Tendo em conta que em março FLETCHER lançou o seu mais recente projeto, In Search Of The Antidote, parece ser boa altura para voltar a ouvir Girl Of My Dreams, o álbum de estreia da artista.

Cari Elise Fletcher, mais conhecida apenas pelo sobrenome, já tinha mostrado aquilo que valia nos seus três primeiros EPs. Mas com o álbum Girl Of My Dreams, a cantora solidificou as suas habilidades vocais e líricas e aproveitou para introduzir novos elementos ao seu estilo musical.

Rolling Stone

Mesmo com estas novidades, houve espaço para homenagens ao trabalho anteriormente feito. Logo no começo do álbum, em “Sting”, são feitas menções à canção “All Love” (2019) e ao EP THE S(EX) TAPES (2020). Se bem que, o melhor exemplo destas homenagens seja a segunda faixa, “Guess We Lied”, uma reinterpretação do single “If You’re Gonna Lie” (2019).

FLETCHER manteve uma das suas características mais fortes: não ter papas na língua. As letras brutalmente honestas da artista, rápidas de aprender de cor e salteado, estão aqui presentes. Por “brutalmente honestas” entendem-se quer letras com indiretas “demasiado diretas”, quanto letras sensíveis e fáceis de criar identificação com o público.

Ao falar-se sobre este álbum, uma das músicas que vêm imediatamente à mente é “Becky’s So Hot”. Este é um single com fortes inspirações no pop rock – um estilo fortemente presente no disco. No entanto, o destaque vai para a mensagem audaz e sem filtros. FLETCHER canta que não sabe se deve odiar ou não a atual namorada da ex, por achá-la muito sexy. Ora, isto pode ter várias interpretações! Becky’s So Hot é uma canção sobre ciúmes. Mas FLETCHER sente ciúmes dessa “Becky” por estar com a sua ex, ou será que ela, na verdade, tem ciúmes da ex por estar com a “Becky”? Esta ambiguidade pode ser chamada de “golpe de génio”.

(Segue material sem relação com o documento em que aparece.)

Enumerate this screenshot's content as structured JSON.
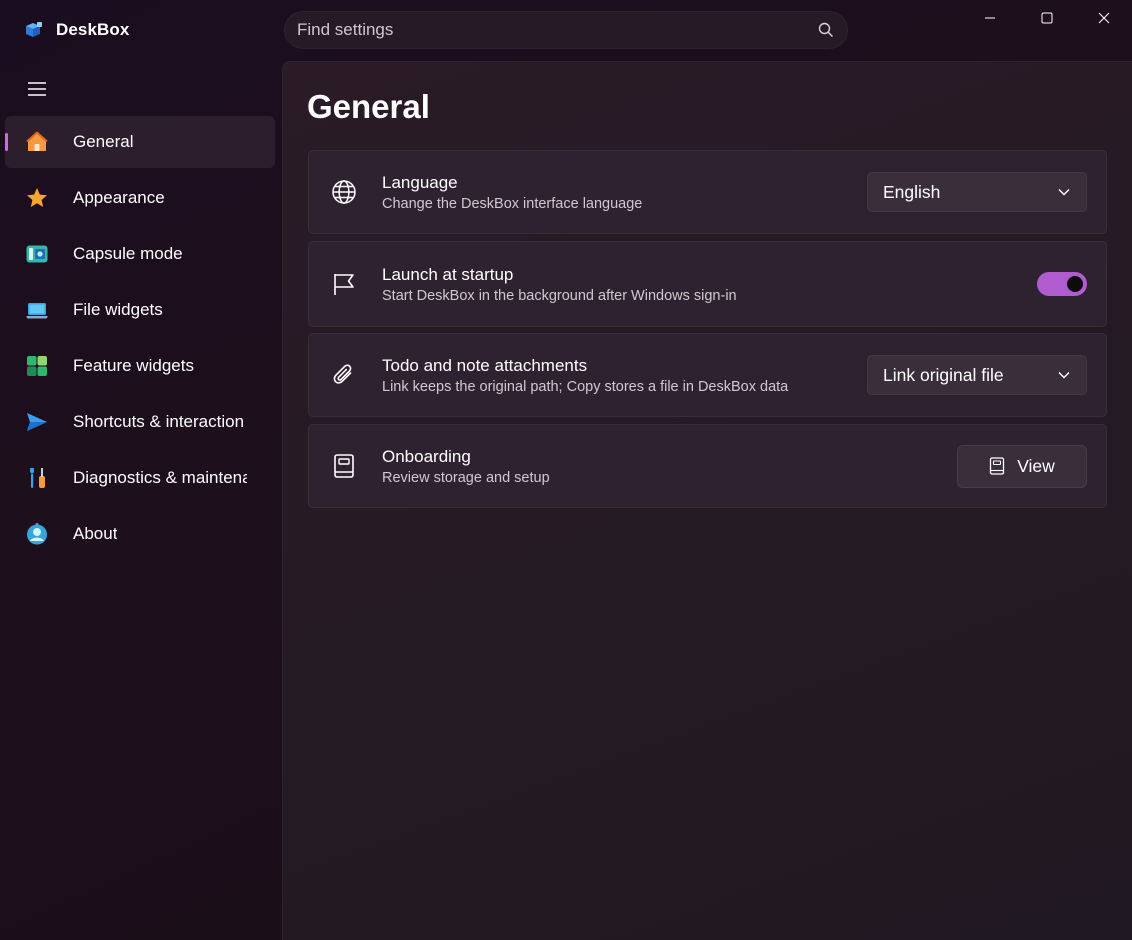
{
  "app": {
    "title": "DeskBox"
  },
  "search": {
    "placeholder": "Find settings"
  },
  "sidebar": {
    "items": [
      {
        "label": "General",
        "icon": "home-icon",
        "selected": true
      },
      {
        "label": "Appearance",
        "icon": "star-icon"
      },
      {
        "label": "Capsule mode",
        "icon": "capsule-icon"
      },
      {
        "label": "File widgets",
        "icon": "laptop-icon"
      },
      {
        "label": "Feature widgets",
        "icon": "widgets-icon"
      },
      {
        "label": "Shortcuts & interaction",
        "icon": "send-icon"
      },
      {
        "label": "Diagnostics & maintenance",
        "icon": "tools-icon"
      },
      {
        "label": "About",
        "icon": "bot-icon"
      }
    ]
  },
  "page": {
    "title": "General",
    "settings": [
      {
        "title": "Language",
        "description": "Change the DeskBox interface language",
        "icon": "globe-icon",
        "control": "dropdown",
        "value": "English"
      },
      {
        "title": "Launch at startup",
        "description": "Start DeskBox in the background after Windows sign-in",
        "icon": "flag-icon",
        "control": "toggle",
        "on": true
      },
      {
        "title": "Todo and note attachments",
        "description": "Link keeps the original path; Copy stores a file in DeskBox data",
        "icon": "paperclip-icon",
        "control": "dropdown",
        "value": "Link original file"
      },
      {
        "title": "Onboarding",
        "description": "Review storage and setup",
        "icon": "book-icon",
        "control": "button",
        "button_label": "View"
      }
    ]
  },
  "colors": {
    "accent": "#b05bd0",
    "selected_indicator": "#c66fe0"
  }
}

E logo de seguida, tem-se a faixa número cinco, Better Version, uma das que tem a composição mais sentimental deste projeto. FLETCHER questiona se o seu antigo amor continua a pensar nela, sentindo pena por não ter visto a melhor versão dessa pessoa. No fim, ocorre uma reviravolta e a cantora lamenta que tenha sido o seu novo amor a conhecer o seu novo “eu”. O instrumental cria uma atmosfera íntima, quase melancólica, que encanta o ouvinte.

Em Girl Of My Dreams ocorre um bom número de momentos acústicos. E quando não se está a escutar guitarras clássicas, ouvem-se as elétricas numa produção meticulosa. Porém, aquilo que mais se destaca neste projeto é a sua narrativa linear. É retratado um tema que, por mais repetido que seja, mantém-se relevante. Tema este que aos poucos é revelado, enquanto se descobre quem é a miúda dos sonhos de FLETCHER. Mas, afinal, quem é ela?

A verdade é que este álbum é uma jornada na procura do amor próprio. A Girl Of My Dreams de FLETCHER é ela própria. Este projeto nunca foi inteiramente sobre algum antigo amor, ou sobre a ex com quem partilhava a data de aniversário, ou até sobre a “Becky”… Não! This one’s for Cari. Isto foi sempre sobre e pela Cari, tal como a última canção explicita. Existe um fosso a separar a FLETCHER, a performer, e a Cari, a pessoa. Este fosso diminui e a FLETCHER pode finalmente cantar para a Cari.

Ouvir este álbum e perceber qual é a verdadeira temática causa uma sensação peculiar. É quase como se as realizações descritas também estivessem a acontecer na mente do ouvinte. Lá no fundo, cada um pode ser o seu Romeu, mas também a sua Julieta; cada um pode ser “a rapariga dos seus sonhos” desejada ao soprar as velas do bolo de anos.

Ao longo de treze canções, FLETCHER relata alguns dos seus relacionamentos falhados e outras vivências que a levaram a este despertar interno. Ela transporta os ouvintes para uma odisseia de amadurecimento, para a descoberta da auto-suficiência. Pelo caminho, ouvem-se instrumentais, letras cativantes e de imensa sinceridade, com referências a outros projetos dela e, inclusive, a ídolos como Taylor Swift. A Cari tem todos os motivos para sentir orgulho.